Rifugiati sempre più a rischio dopo gli attentati di Parigi
18 novembre 2015
Il G20 di Antalya (Turchia) si apre con la raccomandazione di non cambiare l'agenda in tema di immigrazione. Ma dall'Europa arrivano segnali contrastanti
Le conseguenze degli attentati di Parigi faranno sentire i loro effetti ancora a lungo. Non soltanto con il rialzo delle quotazioni delle aziende che producono armi, cresciute di tre punti percentuale già il il 14 novembre, ma anche con la stretta sull'accoglienza ai migranti in fuga dalle guerre. Nonostante l'appello del presidente della Commissione europea Jean-Claude Juncker, che in una conferenza stampa prima del vertice del G20 di Antalya, in Turchia, domenica scorsa ha invitato tutti i paesi a non confondere i rifugiati con i terroristi, le prime reazioni negative si sono già fatte sentire. «Quelli che hanno organizzato questi attacchi e li hanno condotti sono esattamente quelli da cui scappano e non il contrario», ha detto Juncker, e lo stesso ha ribadito il premier italiano Matteo Renzi. Ora più che mai, ha sottolineato Juncker, «non va cambiata l'agenda in tema di immigrazione». Non solo: lunedì, nella giornata di apertura del vertice, si è parlato proprio dell'attuale crisi dei rifugiati, definita «un'inquietudine mondiale dalle conseguenze a lungo termine», a cui va data una risposta collettiva. La parola d'ordine, secondo i leader riuniti ad Antalya, sarebbe «distribuire il fardello delle responsabilità» e farsi carico, quindi, dell'accoglienza dei rifugiati fornendo loro l'aiuto umanitario di cui hanno bisogno.

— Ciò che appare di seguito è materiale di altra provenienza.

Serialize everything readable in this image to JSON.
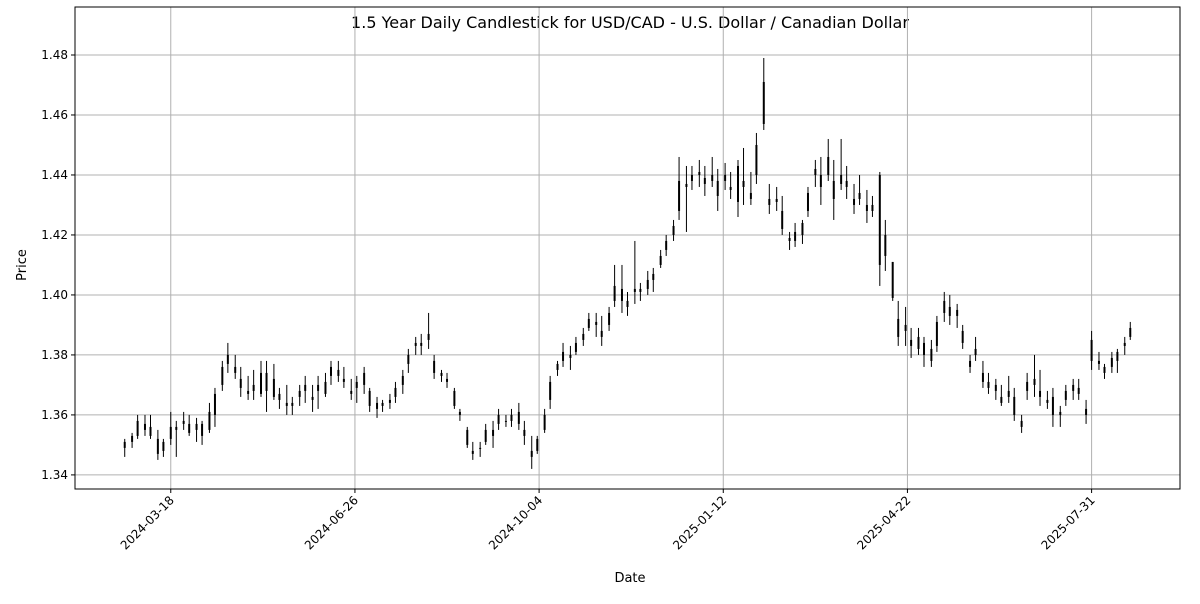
{
  "chart_data": {
    "type": "candlestick",
    "title": "1.5 Year Daily Candlestick for USD/CAD - U.S. Dollar / Canadian Dollar",
    "xlabel": "Date",
    "ylabel": "Price",
    "xlim": [
      "2024-01-26",
      "2025-09-17"
    ],
    "ylim": [
      1.3353,
      1.496
    ],
    "grid": true,
    "x_ticks": [
      "2024-03-18",
      "2024-06-26",
      "2024-10-04",
      "2025-01-12",
      "2025-04-22",
      "2025-07-31"
    ],
    "y_ticks": [
      "1.34",
      "1.36",
      "1.38",
      "1.40",
      "1.42",
      "1.44",
      "1.46",
      "1.48"
    ],
    "colors": {
      "candle": "#000000",
      "grid": "#b0b0b0"
    },
    "columns": [
      "date",
      "open",
      "high",
      "low",
      "close"
    ],
    "candles": [
      [
        "2024-02-22",
        1.349,
        1.352,
        1.346,
        1.351
      ],
      [
        "2024-02-26",
        1.351,
        1.354,
        1.349,
        1.353
      ],
      [
        "2024-02-29",
        1.353,
        1.36,
        1.352,
        1.358
      ],
      [
        "2024-03-04",
        1.357,
        1.36,
        1.353,
        1.355
      ],
      [
        "2024-03-07",
        1.356,
        1.36,
        1.352,
        1.353
      ],
      [
        "2024-03-11",
        1.352,
        1.355,
        1.345,
        1.347
      ],
      [
        "2024-03-14",
        1.348,
        1.352,
        1.346,
        1.351
      ],
      [
        "2024-03-18",
        1.352,
        1.361,
        1.35,
        1.356
      ],
      [
        "2024-03-21",
        1.355,
        1.358,
        1.346,
        1.356
      ],
      [
        "2024-03-25",
        1.357,
        1.361,
        1.355,
        1.358
      ],
      [
        "2024-03-28",
        1.357,
        1.36,
        1.353,
        1.354
      ],
      [
        "2024-04-01",
        1.355,
        1.359,
        1.351,
        1.357
      ],
      [
        "2024-04-04",
        1.357,
        1.358,
        1.35,
        1.353
      ],
      [
        "2024-04-08",
        1.355,
        1.364,
        1.354,
        1.361
      ],
      [
        "2024-04-11",
        1.36,
        1.369,
        1.356,
        1.367
      ],
      [
        "2024-04-15",
        1.37,
        1.378,
        1.368,
        1.376
      ],
      [
        "2024-04-18",
        1.377,
        1.384,
        1.374,
        1.38
      ],
      [
        "2024-04-22",
        1.376,
        1.38,
        1.372,
        1.374
      ],
      [
        "2024-04-25",
        1.372,
        1.376,
        1.366,
        1.369
      ],
      [
        "2024-04-29",
        1.368,
        1.373,
        1.365,
        1.367
      ],
      [
        "2024-05-02",
        1.37,
        1.375,
        1.365,
        1.368
      ],
      [
        "2024-05-06",
        1.367,
        1.378,
        1.366,
        1.374
      ],
      [
        "2024-05-09",
        1.374,
        1.378,
        1.361,
        1.368
      ],
      [
        "2024-05-13",
        1.366,
        1.377,
        1.365,
        1.372
      ],
      [
        "2024-05-16",
        1.367,
        1.369,
        1.362,
        1.365
      ],
      [
        "2024-05-20",
        1.364,
        1.37,
        1.36,
        1.363
      ],
      [
        "2024-05-23",
        1.363,
        1.366,
        1.36,
        1.364
      ],
      [
        "2024-05-27",
        1.366,
        1.37,
        1.363,
        1.368
      ],
      [
        "2024-05-30",
        1.368,
        1.373,
        1.364,
        1.37
      ],
      [
        "2024-06-03",
        1.366,
        1.37,
        1.361,
        1.365
      ],
      [
        "2024-06-06",
        1.368,
        1.373,
        1.362,
        1.37
      ],
      [
        "2024-06-10",
        1.367,
        1.374,
        1.366,
        1.371
      ],
      [
        "2024-06-13",
        1.373,
        1.378,
        1.37,
        1.376
      ],
      [
        "2024-06-17",
        1.375,
        1.378,
        1.371,
        1.373
      ],
      [
        "2024-06-20",
        1.371,
        1.376,
        1.369,
        1.372
      ],
      [
        "2024-06-24",
        1.368,
        1.372,
        1.365,
        1.367
      ],
      [
        "2024-06-27",
        1.369,
        1.373,
        1.364,
        1.371
      ],
      [
        "2024-07-01",
        1.37,
        1.376,
        1.367,
        1.374
      ],
      [
        "2024-07-04",
        1.368,
        1.369,
        1.361,
        1.363
      ],
      [
        "2024-07-08",
        1.364,
        1.366,
        1.359,
        1.362
      ],
      [
        "2024-07-11",
        1.363,
        1.365,
        1.361,
        1.364
      ],
      [
        "2024-07-15",
        1.364,
        1.367,
        1.362,
        1.365
      ],
      [
        "2024-07-18",
        1.366,
        1.371,
        1.364,
        1.369
      ],
      [
        "2024-07-22",
        1.37,
        1.375,
        1.367,
        1.373
      ],
      [
        "2024-07-25",
        1.377,
        1.382,
        1.374,
        1.38
      ],
      [
        "2024-07-29",
        1.383,
        1.386,
        1.38,
        1.384
      ],
      [
        "2024-08-01",
        1.384,
        1.387,
        1.38,
        1.383
      ],
      [
        "2024-08-05",
        1.385,
        1.394,
        1.382,
        1.387
      ],
      [
        "2024-08-08",
        1.378,
        1.38,
        1.372,
        1.374
      ],
      [
        "2024-08-12",
        1.374,
        1.375,
        1.371,
        1.373
      ],
      [
        "2024-08-15",
        1.372,
        1.374,
        1.369,
        1.371
      ],
      [
        "2024-08-19",
        1.368,
        1.369,
        1.362,
        1.363
      ],
      [
        "2024-08-22",
        1.361,
        1.362,
        1.358,
        1.36
      ],
      [
        "2024-08-26",
        1.355,
        1.356,
        1.349,
        1.35
      ],
      [
        "2024-08-29",
        1.348,
        1.351,
        1.345,
        1.347
      ],
      [
        "2024-09-02",
        1.349,
        1.351,
        1.346,
        1.349
      ],
      [
        "2024-09-05",
        1.351,
        1.357,
        1.35,
        1.355
      ],
      [
        "2024-09-09",
        1.355,
        1.358,
        1.349,
        1.353
      ],
      [
        "2024-09-12",
        1.357,
        1.362,
        1.355,
        1.36
      ],
      [
        "2024-09-16",
        1.358,
        1.36,
        1.356,
        1.358
      ],
      [
        "2024-09-19",
        1.36,
        1.362,
        1.356,
        1.358
      ],
      [
        "2024-09-23",
        1.357,
        1.364,
        1.355,
        1.361
      ],
      [
        "2024-09-26",
        1.355,
        1.358,
        1.35,
        1.353
      ],
      [
        "2024-09-30",
        1.348,
        1.353,
        1.342,
        1.346
      ],
      [
        "2024-10-03",
        1.348,
        1.353,
        1.347,
        1.352
      ],
      [
        "2024-10-07",
        1.355,
        1.362,
        1.354,
        1.36
      ],
      [
        "2024-10-10",
        1.365,
        1.373,
        1.362,
        1.371
      ],
      [
        "2024-10-14",
        1.375,
        1.378,
        1.373,
        1.377
      ],
      [
        "2024-10-17",
        1.378,
        1.384,
        1.376,
        1.381
      ],
      [
        "2024-10-21",
        1.38,
        1.383,
        1.375,
        1.379
      ],
      [
        "2024-10-24",
        1.381,
        1.386,
        1.38,
        1.384
      ],
      [
        "2024-10-28",
        1.385,
        1.389,
        1.383,
        1.387
      ],
      [
        "2024-10-31",
        1.389,
        1.394,
        1.388,
        1.392
      ],
      [
        "2024-11-04",
        1.39,
        1.394,
        1.386,
        1.391
      ],
      [
        "2024-11-07",
        1.388,
        1.393,
        1.383,
        1.386
      ],
      [
        "2024-11-11",
        1.39,
        1.396,
        1.388,
        1.394
      ],
      [
        "2024-11-14",
        1.398,
        1.41,
        1.396,
        1.403
      ],
      [
        "2024-11-18",
        1.402,
        1.41,
        1.394,
        1.398
      ],
      [
        "2024-11-21",
        1.396,
        1.401,
        1.393,
        1.398
      ],
      [
        "2024-11-25",
        1.402,
        1.418,
        1.397,
        1.401
      ],
      [
        "2024-11-28",
        1.401,
        1.404,
        1.398,
        1.402
      ],
      [
        "2024-12-02",
        1.402,
        1.408,
        1.4,
        1.405
      ],
      [
        "2024-12-05",
        1.405,
        1.409,
        1.401,
        1.407
      ],
      [
        "2024-12-09",
        1.41,
        1.415,
        1.409,
        1.413
      ],
      [
        "2024-12-12",
        1.415,
        1.42,
        1.413,
        1.418
      ],
      [
        "2024-12-16",
        1.42,
        1.425,
        1.418,
        1.423
      ],
      [
        "2024-12-19",
        1.428,
        1.446,
        1.425,
        1.438
      ],
      [
        "2024-12-23",
        1.437,
        1.443,
        1.421,
        1.436
      ],
      [
        "2024-12-26",
        1.438,
        1.443,
        1.435,
        1.44
      ],
      [
        "2024-12-30",
        1.44,
        1.445,
        1.436,
        1.441
      ],
      [
        "2025-01-02",
        1.437,
        1.443,
        1.433,
        1.439
      ],
      [
        "2025-01-06",
        1.44,
        1.446,
        1.436,
        1.438
      ],
      [
        "2025-01-09",
        1.438,
        1.442,
        1.428,
        1.433
      ],
      [
        "2025-01-13",
        1.438,
        1.444,
        1.435,
        1.44
      ],
      [
        "2025-01-16",
        1.436,
        1.441,
        1.432,
        1.435
      ],
      [
        "2025-01-20",
        1.443,
        1.445,
        1.426,
        1.431
      ],
      [
        "2025-01-23",
        1.436,
        1.449,
        1.43,
        1.438
      ],
      [
        "2025-01-27",
        1.432,
        1.441,
        1.43,
        1.434
      ],
      [
        "2025-01-30",
        1.44,
        1.454,
        1.437,
        1.45
      ],
      [
        "2025-02-03",
        1.471,
        1.479,
        1.455,
        1.457
      ],
      [
        "2025-02-06",
        1.432,
        1.437,
        1.427,
        1.43
      ],
      [
        "2025-02-10",
        1.431,
        1.436,
        1.428,
        1.432
      ],
      [
        "2025-02-13",
        1.428,
        1.433,
        1.42,
        1.422
      ],
      [
        "2025-02-17",
        1.418,
        1.421,
        1.415,
        1.419
      ],
      [
        "2025-02-20",
        1.418,
        1.424,
        1.416,
        1.421
      ],
      [
        "2025-02-24",
        1.42,
        1.425,
        1.417,
        1.424
      ],
      [
        "2025-02-27",
        1.428,
        1.436,
        1.426,
        1.434
      ],
      [
        "2025-03-03",
        1.44,
        1.445,
        1.436,
        1.442
      ],
      [
        "2025-03-06",
        1.436,
        1.446,
        1.43,
        1.44
      ],
      [
        "2025-03-10",
        1.44,
        1.452,
        1.438,
        1.446
      ],
      [
        "2025-03-13",
        1.438,
        1.445,
        1.425,
        1.432
      ],
      [
        "2025-03-17",
        1.437,
        1.452,
        1.435,
        1.44
      ],
      [
        "2025-03-20",
        1.438,
        1.443,
        1.432,
        1.436
      ],
      [
        "2025-03-24",
        1.432,
        1.437,
        1.427,
        1.43
      ],
      [
        "2025-03-27",
        1.432,
        1.44,
        1.43,
        1.434
      ],
      [
        "2025-03-31",
        1.43,
        1.435,
        1.424,
        1.428
      ],
      [
        "2025-04-03",
        1.428,
        1.433,
        1.426,
        1.43
      ],
      [
        "2025-04-07",
        1.44,
        1.441,
        1.403,
        1.41
      ],
      [
        "2025-04-10",
        1.42,
        1.425,
        1.408,
        1.413
      ],
      [
        "2025-04-14",
        1.411,
        1.411,
        1.398,
        1.399
      ],
      [
        "2025-04-17",
        1.392,
        1.398,
        1.383,
        1.386
      ],
      [
        "2025-04-21",
        1.39,
        1.396,
        1.383,
        1.388
      ],
      [
        "2025-04-24",
        1.385,
        1.389,
        1.379,
        1.383
      ],
      [
        "2025-04-28",
        1.386,
        1.389,
        1.38,
        1.382
      ],
      [
        "2025-05-01",
        1.384,
        1.386,
        1.376,
        1.38
      ],
      [
        "2025-05-05",
        1.382,
        1.385,
        1.376,
        1.378
      ],
      [
        "2025-05-08",
        1.383,
        1.393,
        1.381,
        1.391
      ],
      [
        "2025-05-12",
        1.394,
        1.401,
        1.391,
        1.398
      ],
      [
        "2025-05-15",
        1.396,
        1.4,
        1.39,
        1.393
      ],
      [
        "2025-05-19",
        1.393,
        1.397,
        1.389,
        1.395
      ],
      [
        "2025-05-22",
        1.388,
        1.39,
        1.382,
        1.384
      ],
      [
        "2025-05-26",
        1.378,
        1.38,
        1.374,
        1.376
      ],
      [
        "2025-05-29",
        1.38,
        1.386,
        1.378,
        1.382
      ],
      [
        "2025-06-02",
        1.374,
        1.378,
        1.369,
        1.371
      ],
      [
        "2025-06-05",
        1.371,
        1.374,
        1.367,
        1.369
      ],
      [
        "2025-06-09",
        1.368,
        1.372,
        1.365,
        1.37
      ],
      [
        "2025-06-12",
        1.366,
        1.37,
        1.363,
        1.364
      ],
      [
        "2025-06-16",
        1.366,
        1.373,
        1.364,
        1.368
      ],
      [
        "2025-06-19",
        1.366,
        1.369,
        1.358,
        1.36
      ],
      [
        "2025-06-23",
        1.358,
        1.36,
        1.354,
        1.356
      ],
      [
        "2025-06-26",
        1.368,
        1.374,
        1.365,
        1.371
      ],
      [
        "2025-06-30",
        1.372,
        1.38,
        1.366,
        1.37
      ],
      [
        "2025-07-03",
        1.368,
        1.375,
        1.363,
        1.366
      ],
      [
        "2025-07-07",
        1.365,
        1.368,
        1.362,
        1.364
      ],
      [
        "2025-07-10",
        1.366,
        1.369,
        1.356,
        1.36
      ],
      [
        "2025-07-14",
        1.36,
        1.363,
        1.356,
        1.361
      ],
      [
        "2025-07-17",
        1.365,
        1.37,
        1.363,
        1.368
      ],
      [
        "2025-07-21",
        1.368,
        1.372,
        1.365,
        1.37
      ],
      [
        "2025-07-24",
        1.367,
        1.372,
        1.365,
        1.369
      ],
      [
        "2025-07-28",
        1.362,
        1.365,
        1.357,
        1.36
      ],
      [
        "2025-07-31",
        1.378,
        1.388,
        1.375,
        1.385
      ],
      [
        "2025-08-04",
        1.378,
        1.381,
        1.375,
        1.377
      ],
      [
        "2025-08-07",
        1.374,
        1.377,
        1.372,
        1.376
      ],
      [
        "2025-08-11",
        1.376,
        1.381,
        1.374,
        1.379
      ],
      [
        "2025-08-14",
        1.378,
        1.382,
        1.374,
        1.381
      ],
      [
        "2025-08-18",
        1.383,
        1.386,
        1.38,
        1.384
      ],
      [
        "2025-08-21",
        1.386,
        1.391,
        1.385,
        1.389
      ]
    ]
  }
}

Ma sono tempi duri per chi cerca di varcare le frontiere europee: le posizioni moderate e aperte perdono terreno nei confronti dei conservatori, che si fanno forti della paura generata dai morti di Parigi per ribadire l'equazione xenofoba rifugiati-musulmani-terroristi. Un amalgama falso e pericoloso e che va a rendere ancora più drammatica la situazione di tanti uomini e donne che cercano di sopravvivere emigrando verso l'Europa. Più di 800mila hanno attraversato il Mediterraneo quest'anno, di cui l'80 per cento passando per la Grecia. Lo stesso tragitto che avrebbe fatto anche uno dei responsabili della strage del Bataclan, che sarebbe – ma le indagini sono ancora in corso – un siriano arrivato con un barcone sull'isola di Leros. Se confermata, la notizia sarebbe un'arma in più per quei governi che non vedono l'ora di chiudere le frontiere e ridimensionare lo spazio di libera circolazione di Schengen. Fra questi il nuovo ministro polacco degli affari europei Konrad Szymanski, che ha assicurato che il suo partito conservatore Diritto e giustizia (PiS), arrivato al potere proprio a inizio novembre, ritornerà sulle decisioni del governo uscente, che si era impegnato per accogliere 7500 migranti secondo il piano europeo di ripartizione dei richiedenti asilo. Altro che condividere il fardello delle responsabilità e rinforzare l'aiuto alle organizzazioni internazionali che si occupano dei rifugiati: «Prima bisogna avere chiare garanzie di sicurezza, e queste sono oggi messe in dubbio dagli attentati di Parigi», avrebbe commentato. Il ministro degli affari esteri Witold Waszczykowski è andato ancora più in là, dichiarando senza reticenze che «la comunità musulmana odia questo continente e lo vuole distruggere».